Of patients in the lymphadenectomy group, 72 women had between one and four lymph nodes removed and 396 had ≥10 nodes removed. In the standard surgery group, 35 women had nodes removed. The median count was two and four women had ≥10 nodes removed.
After a median follow-up of 37 months, 191 women had died; overall survival curves indicated no differences between the two groups. The researchers classified four women in the standard surgery group and nine in the lymphadenectomy group as having treatment-related or disease- and treatment-related deaths. One-third of the deaths in both groups were not related to disease or treatment.
Disease recurred in 75 women in the standard surgery group and 98 women in the lymphadenectomy group. At the time of analysis, death or disease recurrence occurred in 107 patients from the standard surgery group and 144 patients from the lymphadenectomy group.
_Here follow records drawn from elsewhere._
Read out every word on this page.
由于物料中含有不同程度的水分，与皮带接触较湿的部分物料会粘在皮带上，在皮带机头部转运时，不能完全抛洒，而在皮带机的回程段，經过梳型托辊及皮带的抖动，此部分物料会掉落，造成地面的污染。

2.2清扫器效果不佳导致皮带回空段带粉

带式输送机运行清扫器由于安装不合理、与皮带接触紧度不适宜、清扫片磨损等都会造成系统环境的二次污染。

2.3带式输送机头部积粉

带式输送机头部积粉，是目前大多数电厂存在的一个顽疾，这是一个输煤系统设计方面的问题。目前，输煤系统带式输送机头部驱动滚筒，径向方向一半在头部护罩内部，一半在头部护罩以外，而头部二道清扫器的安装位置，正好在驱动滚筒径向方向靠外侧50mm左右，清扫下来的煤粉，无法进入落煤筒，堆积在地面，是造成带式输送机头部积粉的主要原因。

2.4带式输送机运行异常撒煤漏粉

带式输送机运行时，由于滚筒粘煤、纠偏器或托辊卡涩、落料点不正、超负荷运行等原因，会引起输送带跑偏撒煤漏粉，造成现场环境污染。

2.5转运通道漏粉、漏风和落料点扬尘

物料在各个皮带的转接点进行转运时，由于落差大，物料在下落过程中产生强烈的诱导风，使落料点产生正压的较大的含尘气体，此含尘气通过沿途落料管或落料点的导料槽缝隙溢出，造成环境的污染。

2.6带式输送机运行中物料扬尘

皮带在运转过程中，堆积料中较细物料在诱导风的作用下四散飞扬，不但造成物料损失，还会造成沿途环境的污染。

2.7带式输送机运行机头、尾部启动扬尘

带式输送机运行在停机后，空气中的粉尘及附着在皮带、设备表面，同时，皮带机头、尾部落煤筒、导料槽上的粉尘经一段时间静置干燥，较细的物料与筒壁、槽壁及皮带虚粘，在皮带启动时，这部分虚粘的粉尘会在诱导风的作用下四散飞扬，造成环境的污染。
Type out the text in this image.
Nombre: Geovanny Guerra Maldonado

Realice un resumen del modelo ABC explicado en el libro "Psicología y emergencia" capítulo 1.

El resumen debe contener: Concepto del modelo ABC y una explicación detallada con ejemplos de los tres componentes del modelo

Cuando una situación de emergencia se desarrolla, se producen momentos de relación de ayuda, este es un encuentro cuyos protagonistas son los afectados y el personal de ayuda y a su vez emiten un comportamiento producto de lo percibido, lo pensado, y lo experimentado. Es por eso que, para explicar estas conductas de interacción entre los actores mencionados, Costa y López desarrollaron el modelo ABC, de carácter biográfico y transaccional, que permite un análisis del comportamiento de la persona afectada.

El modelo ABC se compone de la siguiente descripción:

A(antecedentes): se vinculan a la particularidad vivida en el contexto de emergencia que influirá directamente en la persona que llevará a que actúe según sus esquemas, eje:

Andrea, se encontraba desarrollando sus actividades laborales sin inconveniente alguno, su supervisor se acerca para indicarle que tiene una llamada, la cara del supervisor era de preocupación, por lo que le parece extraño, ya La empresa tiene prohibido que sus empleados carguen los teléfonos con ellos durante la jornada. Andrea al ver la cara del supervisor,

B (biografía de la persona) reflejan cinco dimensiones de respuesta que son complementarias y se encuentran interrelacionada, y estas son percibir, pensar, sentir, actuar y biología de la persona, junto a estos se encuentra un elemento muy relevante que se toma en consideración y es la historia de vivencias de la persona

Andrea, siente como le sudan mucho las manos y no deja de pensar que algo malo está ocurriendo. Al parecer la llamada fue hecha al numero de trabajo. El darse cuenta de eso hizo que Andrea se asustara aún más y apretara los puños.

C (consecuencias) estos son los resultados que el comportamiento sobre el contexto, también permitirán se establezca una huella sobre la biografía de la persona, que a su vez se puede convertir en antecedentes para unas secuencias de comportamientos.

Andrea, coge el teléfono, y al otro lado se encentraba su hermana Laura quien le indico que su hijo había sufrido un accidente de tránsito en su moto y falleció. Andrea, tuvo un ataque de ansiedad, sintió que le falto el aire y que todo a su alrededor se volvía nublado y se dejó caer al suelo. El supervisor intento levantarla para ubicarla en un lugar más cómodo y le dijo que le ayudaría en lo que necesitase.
No benefit to OS, recurrence-free survival
The researchers combined Kaplan-Meier curves for OS and recurrence-free survival with model curves that fit the Royston-Parmar parametric model and the absolute difference between the treatment groups over time. According to these curves, five-year OS was 81% (95% CI, 77%-85%) for standard surgery and 80% (95% CI, 76%-84%) for lymphadenectomy.
Similarly, five-year recurrence-free survival favored standard surgery by 6%. Rates were 79% (95% CI, 75%-83%) for standard surgery and 73% (95% CI, 69%-77%) for lymphadenectomy. According to the researchers, throughout the study period the absolute difference in OS was near zero, while the absolute difference in recurrence-free survival increased.
This large, randomized trial suggests that unless surgical staging will directly affect adjuvant therapy, routine systematic pelvic lymphadenectomy cannot be recommended in women undergoing primary surgery for stage I endometrial cancer outside of clinical trials, the researchers wrote.
According to the researchers, differences in pretreatment characteristics suggested that women in the standard surgery group may have been at a lower risk for recurrence compared with women in the lymphadenectomy group. After adjusting for such differences, the researchers reported an HR close to 1.0 for OS and recurrence-free survival. Lymphadenectomy was not associated with benefit to OS (HR=1.04; 95% CI, 0.74-1.45) or recurrence-free survival (HR=1.25; 95% CI, 0.93-1.6).
Lancet. 2008;doi:10.1016/S0140-6736(08)61766-3.